Horse Eye Blink Detection and Classification for Equine Affective State Assessment
This work addresses the need for automated detection of subtle equine facial action units to assess pain and stress in horses, a domain-specific problem with limited prior work.
The authors developed and evaluated three methods for automated blink classification from horse videos, achieving a macro-F1 score of 0.898 for blink classification and 0.926 for binary blink detection, demonstrating potential for equine welfare monitoring.

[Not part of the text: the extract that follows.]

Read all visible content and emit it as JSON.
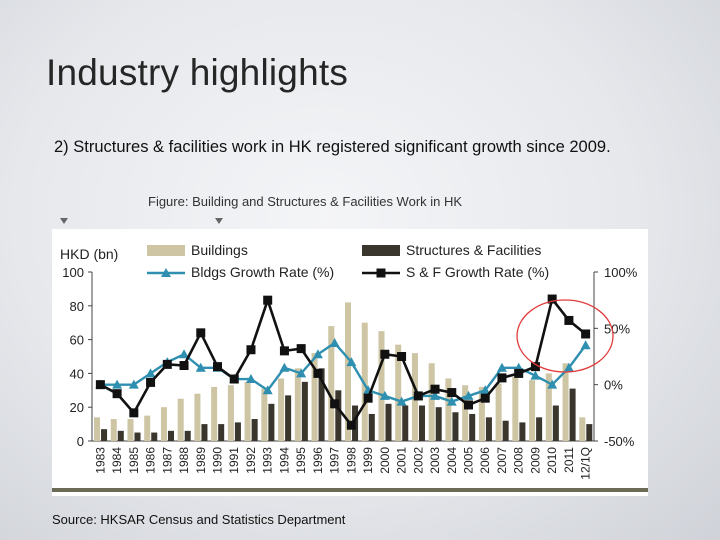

Automated detection of equine facial action units (AUs) is a promising yet under-explored avenue for pain and affective state assessment in horses. Half and full-blink movements are recognised indicators of pain and stress, but as micro-expressions, their subtle, fine-grained nature makes them easily missed by the naked eye and only discernible through frame-by-frame video inspection, making reliable automated detection from video a particularly demanding task. We develop and evaluate three methods for automated blink classification from horse videos: a frame-based YOLOv12 detector, an optical flow magnitude thresholding approach, and a fine-tuned VideoMAE model, tested on a publicly available dataset. We achieve a macro-F1 score of 0.898 when doing blink classification and 0.926 on binary blink detection. Our results highlight both the potential and the inherent challenges of fine-grained AU detection for equine welfare monitoring.